Wealth - in the sense of things that people own, like houses, cars, financial investments and cash in the bank - provides security and stability. It is something people can draw on during tough times, a stake in the community, a base from which to plan for the future.

So it is hugely concerning that so many New Zealanders have so little wealth. And their position is not improving. Statistics New Zealand reports that the poorest 40 percent have seen no increase in their wealth in the last three years.
But look at the chart underlying this:
There was a half a percentage point increase in the number of people with net wealth of less than $100,000: those will be people with substantial debt. When I check the student loan tables, about 0.075% of the domestic population has student loan debt into those figures - the rest has to be other stuff. 

Once we get into the positive net wealth categories, every net wealth category up to and including the $400-500k band had a smaller proportion of the population falling into it. Most bands above that saw an increase in the proportion of the population in the band, barring the $700-900k group. And the proportion of people with more than $1.5m in net wealth increased from 8.3% of the population in 2015 to 12.5% of the population in 2018.

It would then be fair to characterise this as an overall upward shift in wealth, barring a small increase in the proportion of the population with substantial net debt.

The median person in 2015 would have been in the $200-$300k net wealth range. The median person in 2018 is in the $300-$400k net wealth range. But note that the figures are not inflation adjusted.

The overall curve looks to me to have shifted to the right, barring the increase in the proportion of people with substantial net debt of more than $100,000. All the focus on what proportion of the population has what proportion of overall wealth misses what looks like an overall increase in wealth.

And recall too that life-cycle stuff enters heavily here. These annual snapshots give a picture of the cross-section in any particular year. But people accrue wealth as they age, then start consuming from that wealth in retirement. Stats' press release has young people (age 15-24) with median net worth of $2k and older people (age 65-74) with net wealth of $416k. 

Every year, new people are born, existing people age, and some people die. Looking at annual snapshots doesn't tell us anything about how people move through the life cycle. Every person in 2015's bottom 40% could have increased in wealth, with no change to the wealth band of 2018's 40th percentile person, as the 2015 people move up through the age ranks and new people come in at the bottom. 

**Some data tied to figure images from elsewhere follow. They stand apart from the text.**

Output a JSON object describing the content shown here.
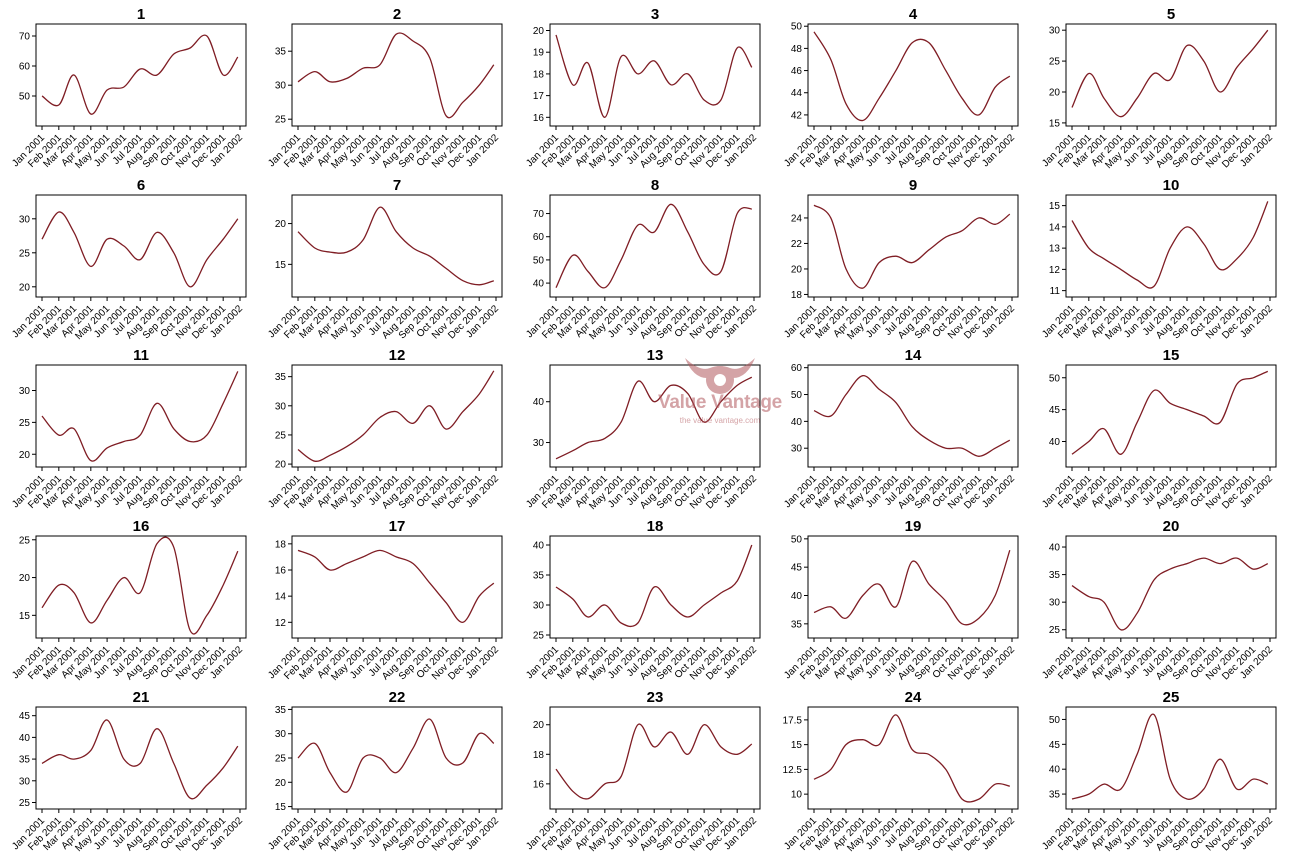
{
  "figure": {
    "line_color": "#7f1d24",
    "x_ticks": [
      "Jan 2001",
      "Feb 2001",
      "Mar 2001",
      "Apr 2001",
      "May 2001",
      "Jun 2001",
      "Jul 2001",
      "Aug 2001",
      "Sep 2001",
      "Oct 2001",
      "Nov 2001",
      "Dec 2001",
      "Jan 2002"
    ]
  },
  "watermark": {
    "name": "Value Vantage",
    "url": "the value vantage.com",
    "color": "#b2585e"
  },
  "chart_data": [
    {
      "type": "line",
      "title": "1",
      "x": [
        "2001-01-01",
        "2001-02-01",
        "2001-03-01",
        "2001-04-01",
        "2001-05-01",
        "2001-06-01",
        "2001-07-01",
        "2001-08-01",
        "2001-09-01",
        "2001-10-01",
        "2001-11-01",
        "2001-12-01",
        "2001-12-28"
      ],
      "y": [
        50,
        47,
        57,
        44,
        52,
        53,
        59,
        57,
        64,
        66,
        70,
        57,
        63
      ],
      "yticks": [
        50,
        60,
        70
      ],
      "ylim": [
        40,
        74
      ]
    },
    {
      "type": "line",
      "title": "2",
      "x": [
        "2001-01-01",
        "2001-02-01",
        "2001-03-01",
        "2001-04-01",
        "2001-05-01",
        "2001-06-01",
        "2001-07-01",
        "2001-08-01",
        "2001-09-01",
        "2001-10-01",
        "2001-11-01",
        "2001-12-01",
        "2001-12-28"
      ],
      "y": [
        30.5,
        32,
        30.5,
        31,
        32.5,
        33,
        37.5,
        36.5,
        34,
        25.5,
        27.5,
        30,
        33
      ],
      "yticks": [
        25,
        30,
        35
      ],
      "ylim": [
        24,
        39
      ]
    },
    {
      "type": "line",
      "title": "3",
      "x": [
        "2001-01-01",
        "2001-02-01",
        "2001-03-01",
        "2001-04-01",
        "2001-05-01",
        "2001-06-01",
        "2001-07-01",
        "2001-08-01",
        "2001-09-01",
        "2001-10-01",
        "2001-11-01",
        "2001-12-01",
        "2001-12-28"
      ],
      "y": [
        19.8,
        17.5,
        18.5,
        16,
        18.8,
        18,
        18.6,
        17.5,
        18,
        16.8,
        16.8,
        19.2,
        18.3
      ],
      "yticks": [
        16,
        17,
        18,
        19,
        20
      ],
      "ylim": [
        15.6,
        20.3
      ]
    },
    {
      "type": "line",
      "title": "4",
      "x": [
        "2001-01-01",
        "2001-02-01",
        "2001-03-01",
        "2001-04-01",
        "2001-05-01",
        "2001-06-01",
        "2001-07-01",
        "2001-08-01",
        "2001-09-01",
        "2001-10-01",
        "2001-11-01",
        "2001-12-01",
        "2001-12-28"
      ],
      "y": [
        49.5,
        47,
        43,
        41.5,
        43.5,
        46,
        48.5,
        48.5,
        46,
        43.5,
        42,
        44.5,
        45.5
      ],
      "yticks": [
        42,
        44,
        46,
        48,
        50
      ],
      "ylim": [
        41,
        50.2
      ]
    },
    {
      "type": "line",
      "title": "5",
      "x": [
        "2001-01-01",
        "2001-02-01",
        "2001-03-01",
        "2001-04-01",
        "2001-05-01",
        "2001-06-01",
        "2001-07-01",
        "2001-08-01",
        "2001-09-01",
        "2001-10-01",
        "2001-11-01",
        "2001-12-01",
        "2001-12-28"
      ],
      "y": [
        17.5,
        23,
        19,
        16,
        19,
        23,
        22,
        27.5,
        25,
        20,
        24,
        27,
        30
      ],
      "yticks": [
        15,
        20,
        25,
        30
      ],
      "ylim": [
        14.5,
        31
      ]
    },
    {
      "type": "line",
      "title": "6",
      "x": [
        "2001-01-01",
        "2001-02-01",
        "2001-03-01",
        "2001-04-01",
        "2001-05-01",
        "2001-06-01",
        "2001-07-01",
        "2001-08-01",
        "2001-09-01",
        "2001-10-01",
        "2001-11-01",
        "2001-12-01",
        "2001-12-28"
      ],
      "y": [
        27,
        31,
        28,
        23,
        27,
        26,
        24,
        28,
        25,
        20,
        24,
        27,
        30
      ],
      "yticks": [
        20,
        25,
        30
      ],
      "ylim": [
        18.5,
        33.5
      ]
    },
    {
      "type": "line",
      "title": "7",
      "x": [
        "2001-01-01",
        "2001-02-01",
        "2001-03-01",
        "2001-04-01",
        "2001-05-01",
        "2001-06-01",
        "2001-07-01",
        "2001-08-01",
        "2001-09-01",
        "2001-10-01",
        "2001-11-01",
        "2001-12-01",
        "2001-12-28"
      ],
      "y": [
        19,
        17,
        16.5,
        16.5,
        18,
        22,
        19,
        17,
        16,
        14.5,
        13,
        12.5,
        13
      ],
      "yticks": [
        15,
        20
      ],
      "ylim": [
        11,
        23.5
      ]
    },
    {
      "type": "line",
      "title": "8",
      "x": [
        "2001-01-01",
        "2001-02-01",
        "2001-03-01",
        "2001-04-01",
        "2001-05-01",
        "2001-06-01",
        "2001-07-01",
        "2001-08-01",
        "2001-09-01",
        "2001-10-01",
        "2001-11-01",
        "2001-12-01",
        "2001-12-28"
      ],
      "y": [
        38,
        52,
        45,
        38,
        50,
        65,
        62,
        74,
        62,
        48,
        45,
        70,
        72
      ],
      "yticks": [
        40,
        50,
        60,
        70
      ],
      "ylim": [
        34,
        78
      ]
    },
    {
      "type": "line",
      "title": "9",
      "x": [
        "2001-01-01",
        "2001-02-01",
        "2001-03-01",
        "2001-04-01",
        "2001-05-01",
        "2001-06-01",
        "2001-07-01",
        "2001-08-01",
        "2001-09-01",
        "2001-10-01",
        "2001-11-01",
        "2001-12-01",
        "2001-12-28"
      ],
      "y": [
        25,
        24,
        20,
        18.5,
        20.5,
        21,
        20.5,
        21.5,
        22.5,
        23,
        24,
        23.5,
        24.3
      ],
      "yticks": [
        18,
        20,
        22,
        24
      ],
      "ylim": [
        17.8,
        25.8
      ]
    },
    {
      "type": "line",
      "title": "10",
      "x": [
        "2001-01-01",
        "2001-02-01",
        "2001-03-01",
        "2001-04-01",
        "2001-05-01",
        "2001-06-01",
        "2001-07-01",
        "2001-08-01",
        "2001-09-01",
        "2001-10-01",
        "2001-11-01",
        "2001-12-01",
        "2001-12-28"
      ],
      "y": [
        14.3,
        13,
        12.5,
        12,
        11.5,
        11.2,
        13,
        14,
        13.2,
        12,
        12.5,
        13.5,
        15.2
      ],
      "yticks": [
        11,
        12,
        13,
        14,
        15
      ],
      "ylim": [
        10.7,
        15.5
      ]
    },
    {
      "type": "line",
      "title": "11",
      "x": [
        "2001-01-01",
        "2001-02-01",
        "2001-03-01",
        "2001-04-01",
        "2001-05-01",
        "2001-06-01",
        "2001-07-01",
        "2001-08-01",
        "2001-09-01",
        "2001-10-01",
        "2001-11-01",
        "2001-12-01",
        "2001-12-28"
      ],
      "y": [
        26,
        23,
        24,
        19,
        21,
        22,
        23,
        28,
        24,
        22,
        23,
        28,
        33
      ],
      "yticks": [
        20,
        25,
        30
      ],
      "ylim": [
        18,
        34
      ]
    },
    {
      "type": "line",
      "title": "12",
      "x": [
        "2001-01-01",
        "2001-02-01",
        "2001-03-01",
        "2001-04-01",
        "2001-05-01",
        "2001-06-01",
        "2001-07-01",
        "2001-08-01",
        "2001-09-01",
        "2001-10-01",
        "2001-11-01",
        "2001-12-01",
        "2001-12-28"
      ],
      "y": [
        22.5,
        20.5,
        21.5,
        23,
        25,
        28,
        29,
        27,
        30,
        26,
        29,
        32,
        36
      ],
      "yticks": [
        20,
        25,
        30,
        35
      ],
      "ylim": [
        19.5,
        37
      ]
    },
    {
      "type": "line",
      "title": "13",
      "x": [
        "2001-01-01",
        "2001-02-01",
        "2001-03-01",
        "2001-04-01",
        "2001-05-01",
        "2001-06-01",
        "2001-07-01",
        "2001-08-01",
        "2001-09-01",
        "2001-10-01",
        "2001-11-01",
        "2001-12-01",
        "2001-12-28"
      ],
      "y": [
        26,
        28,
        30,
        31,
        35,
        45,
        40,
        44,
        42,
        35,
        40,
        44,
        46
      ],
      "yticks": [
        30,
        40
      ],
      "ylim": [
        24,
        49
      ]
    },
    {
      "type": "line",
      "title": "14",
      "x": [
        "2001-01-01",
        "2001-02-01",
        "2001-03-01",
        "2001-04-01",
        "2001-05-01",
        "2001-06-01",
        "2001-07-01",
        "2001-08-01",
        "2001-09-01",
        "2001-10-01",
        "2001-11-01",
        "2001-12-01",
        "2001-12-28"
      ],
      "y": [
        44,
        42,
        50,
        57,
        52,
        47,
        38,
        33,
        30,
        30,
        27,
        30,
        33
      ],
      "yticks": [
        30,
        40,
        50,
        60
      ],
      "ylim": [
        23,
        61
      ]
    },
    {
      "type": "line",
      "title": "15",
      "x": [
        "2001-01-01",
        "2001-02-01",
        "2001-03-01",
        "2001-04-01",
        "2001-05-01",
        "2001-06-01",
        "2001-07-01",
        "2001-08-01",
        "2001-09-01",
        "2001-10-01",
        "2001-11-01",
        "2001-12-01",
        "2001-12-28"
      ],
      "y": [
        38,
        40,
        42,
        38,
        43,
        48,
        46,
        45,
        44,
        43,
        49,
        50,
        51
      ],
      "yticks": [
        40,
        45,
        50
      ],
      "ylim": [
        36,
        52
      ]
    },
    {
      "type": "line",
      "title": "16",
      "x": [
        "2001-01-01",
        "2001-02-01",
        "2001-03-01",
        "2001-04-01",
        "2001-05-01",
        "2001-06-01",
        "2001-07-01",
        "2001-08-01",
        "2001-09-01",
        "2001-10-01",
        "2001-11-01",
        "2001-12-01",
        "2001-12-28"
      ],
      "y": [
        16,
        19,
        18,
        14,
        17,
        20,
        18,
        24.5,
        24,
        13,
        15,
        19,
        23.5
      ],
      "yticks": [
        15,
        20,
        25
      ],
      "ylim": [
        12,
        25.5
      ]
    },
    {
      "type": "line",
      "title": "17",
      "x": [
        "2001-01-01",
        "2001-02-01",
        "2001-03-01",
        "2001-04-01",
        "2001-05-01",
        "2001-06-01",
        "2001-07-01",
        "2001-08-01",
        "2001-09-01",
        "2001-10-01",
        "2001-11-01",
        "2001-12-01",
        "2001-12-28"
      ],
      "y": [
        17.5,
        17,
        16,
        16.5,
        17,
        17.5,
        17,
        16.5,
        15,
        13.5,
        12,
        14,
        15
      ],
      "yticks": [
        12,
        14,
        16,
        18
      ],
      "ylim": [
        10.8,
        18.6
      ]
    },
    {
      "type": "line",
      "title": "18",
      "x": [
        "2001-01-01",
        "2001-02-01",
        "2001-03-01",
        "2001-04-01",
        "2001-05-01",
        "2001-06-01",
        "2001-07-01",
        "2001-08-01",
        "2001-09-01",
        "2001-10-01",
        "2001-11-01",
        "2001-12-01",
        "2001-12-28"
      ],
      "y": [
        33,
        31,
        28,
        30,
        27,
        27,
        33,
        30,
        28,
        30,
        32,
        34,
        40
      ],
      "yticks": [
        25,
        30,
        35,
        40
      ],
      "ylim": [
        24.5,
        41.5
      ]
    },
    {
      "type": "line",
      "title": "19",
      "x": [
        "2001-01-01",
        "2001-02-01",
        "2001-03-01",
        "2001-04-01",
        "2001-05-01",
        "2001-06-01",
        "2001-07-01",
        "2001-08-01",
        "2001-09-01",
        "2001-10-01",
        "2001-11-01",
        "2001-12-01",
        "2001-12-28"
      ],
      "y": [
        37,
        38,
        36,
        40,
        42,
        38,
        46,
        42,
        39,
        35,
        36,
        40,
        48
      ],
      "yticks": [
        35,
        40,
        45,
        50
      ],
      "ylim": [
        32.5,
        50.5
      ]
    },
    {
      "type": "line",
      "title": "20",
      "x": [
        "2001-01-01",
        "2001-02-01",
        "2001-03-01",
        "2001-04-01",
        "2001-05-01",
        "2001-06-01",
        "2001-07-01",
        "2001-08-01",
        "2001-09-01",
        "2001-10-01",
        "2001-11-01",
        "2001-12-01",
        "2001-12-28"
      ],
      "y": [
        33,
        31,
        30,
        25,
        28,
        34,
        36,
        37,
        38,
        37,
        38,
        36,
        37
      ],
      "yticks": [
        25,
        30,
        35,
        40
      ],
      "ylim": [
        23.5,
        42
      ]
    },
    {
      "type": "line",
      "title": "21",
      "x": [
        "2001-01-01",
        "2001-02-01",
        "2001-03-01",
        "2001-04-01",
        "2001-05-01",
        "2001-06-01",
        "2001-07-01",
        "2001-08-01",
        "2001-09-01",
        "2001-10-01",
        "2001-11-01",
        "2001-12-01",
        "2001-12-28"
      ],
      "y": [
        34,
        36,
        35,
        37,
        44,
        35,
        34,
        42,
        34,
        26,
        29,
        33,
        38
      ],
      "yticks": [
        25,
        30,
        35,
        40,
        45
      ],
      "ylim": [
        23.5,
        47
      ]
    },
    {
      "type": "line",
      "title": "22",
      "x": [
        "2001-01-01",
        "2001-02-01",
        "2001-03-01",
        "2001-04-01",
        "2001-05-01",
        "2001-06-01",
        "2001-07-01",
        "2001-08-01",
        "2001-09-01",
        "2001-10-01",
        "2001-11-01",
        "2001-12-01",
        "2001-12-28"
      ],
      "y": [
        25,
        28,
        22,
        18,
        25,
        25,
        22,
        27,
        33,
        25,
        24,
        30,
        28
      ],
      "yticks": [
        15,
        20,
        25,
        30,
        35
      ],
      "ylim": [
        14.5,
        35.5
      ]
    },
    {
      "type": "line",
      "title": "23",
      "x": [
        "2001-01-01",
        "2001-02-01",
        "2001-03-01",
        "2001-04-01",
        "2001-05-01",
        "2001-06-01",
        "2001-07-01",
        "2001-08-01",
        "2001-09-01",
        "2001-10-01",
        "2001-11-01",
        "2001-12-01",
        "2001-12-28"
      ],
      "y": [
        17,
        15.5,
        15,
        16,
        16.5,
        20,
        18.5,
        19.5,
        18,
        20,
        18.5,
        18,
        18.7
      ],
      "yticks": [
        16,
        18,
        20
      ],
      "ylim": [
        14.3,
        21.2
      ]
    },
    {
      "type": "line",
      "title": "24",
      "x": [
        "2001-01-01",
        "2001-02-01",
        "2001-03-01",
        "2001-04-01",
        "2001-05-01",
        "2001-06-01",
        "2001-07-01",
        "2001-08-01",
        "2001-09-01",
        "2001-10-01",
        "2001-11-01",
        "2001-12-01",
        "2001-12-28"
      ],
      "y": [
        11.5,
        12.5,
        15,
        15.5,
        15,
        18,
        14.5,
        14,
        12.5,
        9.5,
        9.5,
        11,
        10.8
      ],
      "yticks": [
        10,
        12.5,
        15,
        17.5
      ],
      "ylim": [
        8.5,
        18.8
      ]
    },
    {
      "type": "line",
      "title": "25",
      "x": [
        "2001-01-01",
        "2001-02-01",
        "2001-03-01",
        "2001-04-01",
        "2001-05-01",
        "2001-06-01",
        "2001-07-01",
        "2001-08-01",
        "2001-09-01",
        "2001-10-01",
        "2001-11-01",
        "2001-12-01",
        "2001-12-28"
      ],
      "y": [
        34,
        35,
        37,
        36,
        43,
        51,
        38,
        34,
        36,
        42,
        36,
        38,
        37
      ],
      "yticks": [
        35,
        40,
        45,
        50
      ],
      "ylim": [
        32,
        52.5
      ]
    }
  ]
}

I'd also be pretty nervous about claims around the proportion of wealth held by different quintiles if substantial net debt held by a small proportion counts at the bottom. Some of it is student loan debt where the human capital generated by that education is not counted in the wealth tables - but only a small amount. I wonder if some of it is mortgage debt where the corresponding housing asset is held in a family trust not included in the wealth. Does it really seem likely that anybody would lend over $100,000 to those unlikely to be in a position to be able to pay it off?